Hinrich Ladiges (14 January 1731 – 4 March 1805) was a German-Danish sugar manufacturer. He owned two sugar refineries in Copenhagen and died as one of the wealthiest men in the country. He died unmarried and left much of his estate to charity. His former home at Gammeltorv 14, now known as the Holm House after a later owner, was listed on the Danish registry for protected buildings and places in 1926.

== Biography ==
Ladiges was born in Altona. His parent were sugar-baker Ditmer L. (c. 1698–1764) and Margaretha Homann. He apprenticed as a sugar manufacturer at sugar refineries in Germany. In 1752, he was granted a monopoly on the establishment and operation of two sugar refineries in Aalborg and Viborg of which only the latter was built. In 1757 he was granted permission to move his sugar refinery to Copenhagen. In 1776 he opened a second sugar refinery.

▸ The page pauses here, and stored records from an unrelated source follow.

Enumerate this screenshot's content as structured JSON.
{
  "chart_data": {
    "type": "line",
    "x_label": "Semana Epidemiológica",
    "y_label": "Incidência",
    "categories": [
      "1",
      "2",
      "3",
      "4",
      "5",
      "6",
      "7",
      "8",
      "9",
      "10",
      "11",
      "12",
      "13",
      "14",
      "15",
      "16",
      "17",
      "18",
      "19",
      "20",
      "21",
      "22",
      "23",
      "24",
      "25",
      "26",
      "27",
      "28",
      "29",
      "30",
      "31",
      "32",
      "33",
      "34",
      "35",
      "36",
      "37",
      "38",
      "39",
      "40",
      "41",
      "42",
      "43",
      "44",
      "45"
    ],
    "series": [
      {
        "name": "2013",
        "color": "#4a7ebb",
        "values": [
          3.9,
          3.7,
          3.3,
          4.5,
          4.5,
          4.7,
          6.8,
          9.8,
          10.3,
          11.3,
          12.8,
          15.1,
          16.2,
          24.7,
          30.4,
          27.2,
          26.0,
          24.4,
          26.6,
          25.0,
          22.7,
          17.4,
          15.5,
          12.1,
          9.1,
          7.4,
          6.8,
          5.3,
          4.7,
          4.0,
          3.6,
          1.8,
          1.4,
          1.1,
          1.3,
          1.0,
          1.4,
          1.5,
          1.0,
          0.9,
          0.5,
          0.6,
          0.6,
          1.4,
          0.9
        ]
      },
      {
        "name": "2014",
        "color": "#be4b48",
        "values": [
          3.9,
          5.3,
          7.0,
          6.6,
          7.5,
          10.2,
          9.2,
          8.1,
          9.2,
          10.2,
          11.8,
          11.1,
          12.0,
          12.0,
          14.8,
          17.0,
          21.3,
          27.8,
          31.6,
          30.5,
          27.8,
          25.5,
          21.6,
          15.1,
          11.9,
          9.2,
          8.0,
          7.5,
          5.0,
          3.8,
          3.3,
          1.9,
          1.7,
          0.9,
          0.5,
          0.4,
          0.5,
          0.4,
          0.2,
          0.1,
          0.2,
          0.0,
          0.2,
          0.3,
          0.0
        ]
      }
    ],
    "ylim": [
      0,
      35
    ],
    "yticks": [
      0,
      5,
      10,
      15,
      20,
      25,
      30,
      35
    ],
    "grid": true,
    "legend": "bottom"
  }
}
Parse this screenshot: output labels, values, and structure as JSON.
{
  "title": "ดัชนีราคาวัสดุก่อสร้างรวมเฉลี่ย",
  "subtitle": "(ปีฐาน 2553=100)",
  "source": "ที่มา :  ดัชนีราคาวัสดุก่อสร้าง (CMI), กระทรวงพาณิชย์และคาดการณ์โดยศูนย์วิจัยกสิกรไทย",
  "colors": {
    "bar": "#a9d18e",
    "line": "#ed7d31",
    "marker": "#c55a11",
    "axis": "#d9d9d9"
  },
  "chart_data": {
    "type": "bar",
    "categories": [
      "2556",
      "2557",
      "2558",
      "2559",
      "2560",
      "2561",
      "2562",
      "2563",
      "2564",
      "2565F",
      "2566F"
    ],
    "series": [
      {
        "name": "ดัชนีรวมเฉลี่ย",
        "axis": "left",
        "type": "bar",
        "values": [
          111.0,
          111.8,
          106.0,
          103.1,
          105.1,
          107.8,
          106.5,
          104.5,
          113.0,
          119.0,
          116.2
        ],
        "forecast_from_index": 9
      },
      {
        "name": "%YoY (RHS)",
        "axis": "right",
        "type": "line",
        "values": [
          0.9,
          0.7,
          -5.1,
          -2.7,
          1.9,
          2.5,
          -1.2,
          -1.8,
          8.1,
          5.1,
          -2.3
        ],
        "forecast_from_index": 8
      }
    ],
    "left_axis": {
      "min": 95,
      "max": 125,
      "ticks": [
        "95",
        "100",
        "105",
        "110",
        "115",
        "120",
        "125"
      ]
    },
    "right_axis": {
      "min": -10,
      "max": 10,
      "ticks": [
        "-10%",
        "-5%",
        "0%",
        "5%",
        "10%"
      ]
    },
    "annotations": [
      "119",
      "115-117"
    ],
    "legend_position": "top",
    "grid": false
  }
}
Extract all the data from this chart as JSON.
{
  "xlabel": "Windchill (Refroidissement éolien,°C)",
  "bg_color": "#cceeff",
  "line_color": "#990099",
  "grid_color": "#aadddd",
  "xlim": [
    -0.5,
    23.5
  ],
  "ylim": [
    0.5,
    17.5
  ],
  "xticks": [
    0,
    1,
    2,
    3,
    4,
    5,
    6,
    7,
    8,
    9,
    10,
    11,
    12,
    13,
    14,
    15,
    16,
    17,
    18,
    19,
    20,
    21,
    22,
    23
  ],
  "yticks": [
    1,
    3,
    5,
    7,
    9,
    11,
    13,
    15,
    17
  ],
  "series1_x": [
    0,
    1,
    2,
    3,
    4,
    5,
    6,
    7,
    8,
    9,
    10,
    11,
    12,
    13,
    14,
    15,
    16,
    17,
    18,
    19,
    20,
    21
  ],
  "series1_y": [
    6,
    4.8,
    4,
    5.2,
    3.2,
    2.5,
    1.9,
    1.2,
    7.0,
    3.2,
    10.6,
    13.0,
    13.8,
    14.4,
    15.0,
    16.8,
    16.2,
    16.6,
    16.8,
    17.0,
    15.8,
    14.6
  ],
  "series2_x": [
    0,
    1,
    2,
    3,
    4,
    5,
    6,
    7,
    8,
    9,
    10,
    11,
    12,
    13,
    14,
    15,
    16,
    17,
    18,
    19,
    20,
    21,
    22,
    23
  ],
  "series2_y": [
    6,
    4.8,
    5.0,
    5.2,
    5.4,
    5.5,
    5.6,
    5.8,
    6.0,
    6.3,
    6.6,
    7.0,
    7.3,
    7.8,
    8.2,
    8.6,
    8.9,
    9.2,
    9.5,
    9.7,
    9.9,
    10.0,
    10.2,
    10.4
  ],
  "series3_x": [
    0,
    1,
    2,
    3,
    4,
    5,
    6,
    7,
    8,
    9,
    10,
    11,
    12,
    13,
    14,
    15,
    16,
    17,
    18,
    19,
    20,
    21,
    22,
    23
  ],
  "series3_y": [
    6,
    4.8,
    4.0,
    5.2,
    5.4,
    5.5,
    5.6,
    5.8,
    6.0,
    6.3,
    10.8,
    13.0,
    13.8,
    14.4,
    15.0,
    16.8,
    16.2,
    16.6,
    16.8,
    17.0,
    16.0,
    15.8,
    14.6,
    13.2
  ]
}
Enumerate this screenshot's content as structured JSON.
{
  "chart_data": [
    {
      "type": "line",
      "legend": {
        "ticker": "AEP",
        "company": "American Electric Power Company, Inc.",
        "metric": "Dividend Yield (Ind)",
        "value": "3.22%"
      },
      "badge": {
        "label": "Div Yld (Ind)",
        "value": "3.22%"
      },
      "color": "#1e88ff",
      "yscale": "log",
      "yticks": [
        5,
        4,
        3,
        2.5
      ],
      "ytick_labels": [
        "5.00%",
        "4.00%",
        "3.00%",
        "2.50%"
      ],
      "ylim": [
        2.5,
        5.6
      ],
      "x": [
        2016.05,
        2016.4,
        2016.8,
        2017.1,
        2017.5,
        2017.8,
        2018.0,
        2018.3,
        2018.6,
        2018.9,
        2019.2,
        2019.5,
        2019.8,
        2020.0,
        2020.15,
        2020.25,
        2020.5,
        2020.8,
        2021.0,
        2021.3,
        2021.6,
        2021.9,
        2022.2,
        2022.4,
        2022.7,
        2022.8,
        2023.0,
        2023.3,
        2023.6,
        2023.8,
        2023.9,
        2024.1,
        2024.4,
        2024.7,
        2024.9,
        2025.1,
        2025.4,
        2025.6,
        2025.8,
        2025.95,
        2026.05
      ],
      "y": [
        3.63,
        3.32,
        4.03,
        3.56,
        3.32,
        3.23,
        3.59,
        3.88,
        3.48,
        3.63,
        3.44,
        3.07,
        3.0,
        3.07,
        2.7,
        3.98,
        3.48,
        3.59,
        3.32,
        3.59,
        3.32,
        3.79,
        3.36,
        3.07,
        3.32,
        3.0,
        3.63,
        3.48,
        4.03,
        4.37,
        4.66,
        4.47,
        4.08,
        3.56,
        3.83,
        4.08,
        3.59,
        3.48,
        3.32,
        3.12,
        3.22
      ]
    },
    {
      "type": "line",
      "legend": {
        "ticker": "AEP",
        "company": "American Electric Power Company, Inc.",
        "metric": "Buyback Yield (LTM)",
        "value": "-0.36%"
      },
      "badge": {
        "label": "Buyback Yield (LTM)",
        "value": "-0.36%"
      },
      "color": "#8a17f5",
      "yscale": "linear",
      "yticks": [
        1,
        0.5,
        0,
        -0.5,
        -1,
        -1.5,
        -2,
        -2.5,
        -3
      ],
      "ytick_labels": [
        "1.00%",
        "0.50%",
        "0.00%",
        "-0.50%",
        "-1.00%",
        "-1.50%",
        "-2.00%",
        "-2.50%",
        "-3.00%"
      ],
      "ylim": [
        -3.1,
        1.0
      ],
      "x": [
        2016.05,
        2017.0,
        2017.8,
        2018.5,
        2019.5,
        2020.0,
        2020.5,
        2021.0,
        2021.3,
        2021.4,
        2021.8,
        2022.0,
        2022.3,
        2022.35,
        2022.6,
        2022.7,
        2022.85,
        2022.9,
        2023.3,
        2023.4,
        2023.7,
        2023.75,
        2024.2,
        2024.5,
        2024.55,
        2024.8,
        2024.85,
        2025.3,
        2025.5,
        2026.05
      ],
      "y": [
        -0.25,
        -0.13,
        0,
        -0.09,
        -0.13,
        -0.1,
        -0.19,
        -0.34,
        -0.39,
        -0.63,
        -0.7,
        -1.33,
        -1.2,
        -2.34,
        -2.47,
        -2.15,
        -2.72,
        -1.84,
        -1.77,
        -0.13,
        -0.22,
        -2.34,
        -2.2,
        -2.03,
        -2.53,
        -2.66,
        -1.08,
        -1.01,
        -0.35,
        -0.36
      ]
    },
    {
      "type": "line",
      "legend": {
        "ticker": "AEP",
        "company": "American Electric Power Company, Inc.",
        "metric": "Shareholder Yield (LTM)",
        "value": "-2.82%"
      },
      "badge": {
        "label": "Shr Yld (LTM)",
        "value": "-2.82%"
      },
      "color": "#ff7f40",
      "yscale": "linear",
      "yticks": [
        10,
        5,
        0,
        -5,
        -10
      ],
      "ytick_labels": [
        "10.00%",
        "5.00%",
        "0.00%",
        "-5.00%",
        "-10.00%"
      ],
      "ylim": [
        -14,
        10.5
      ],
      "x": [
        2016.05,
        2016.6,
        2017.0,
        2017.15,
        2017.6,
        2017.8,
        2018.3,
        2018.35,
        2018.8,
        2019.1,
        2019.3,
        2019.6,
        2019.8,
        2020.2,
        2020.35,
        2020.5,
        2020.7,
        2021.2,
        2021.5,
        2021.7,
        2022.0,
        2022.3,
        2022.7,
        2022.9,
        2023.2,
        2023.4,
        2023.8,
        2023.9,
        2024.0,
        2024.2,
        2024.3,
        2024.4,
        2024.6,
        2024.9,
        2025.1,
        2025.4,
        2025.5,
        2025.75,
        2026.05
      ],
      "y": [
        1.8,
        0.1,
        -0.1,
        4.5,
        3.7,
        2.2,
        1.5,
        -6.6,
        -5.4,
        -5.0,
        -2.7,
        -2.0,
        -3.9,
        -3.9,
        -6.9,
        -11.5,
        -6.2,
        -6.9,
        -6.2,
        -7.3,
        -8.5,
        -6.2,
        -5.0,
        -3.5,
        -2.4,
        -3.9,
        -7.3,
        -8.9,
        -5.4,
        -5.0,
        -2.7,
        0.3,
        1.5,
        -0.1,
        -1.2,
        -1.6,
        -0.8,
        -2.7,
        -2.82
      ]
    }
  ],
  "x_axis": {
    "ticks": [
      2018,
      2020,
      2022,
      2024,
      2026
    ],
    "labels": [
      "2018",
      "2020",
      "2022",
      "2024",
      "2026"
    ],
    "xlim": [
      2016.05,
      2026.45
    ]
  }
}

He became one of the wealthiest men in Denmark.

== Property ==
Ladiges owned the property at Gammeltorv 14 in Copenhagen. The building was listed on the Danish registry of protected buildings and places in 1926. Ladiges was from 1767 also the owner of a country house on Frederiksberg. The land stretched all the way from Allégade to present-day Edisonvej along the north side of Gammel Kongevej.

== Personal life ==
Ladiges never married. He proposed to Johann Ludvig Zinn's daughter Sophie Dorothea Zinn when she was 17 years old. Her father was strongly in favour of the liaison but she declined. On his death, he left an estate of 1½ mio. Danish rigsdaler of which Almindelig Hospital, Sankt Hans Hospital, Fødselsstiftelsen and the city's poorhouses (fattigvæsnet) each received approximately 200,000 rigsdaler.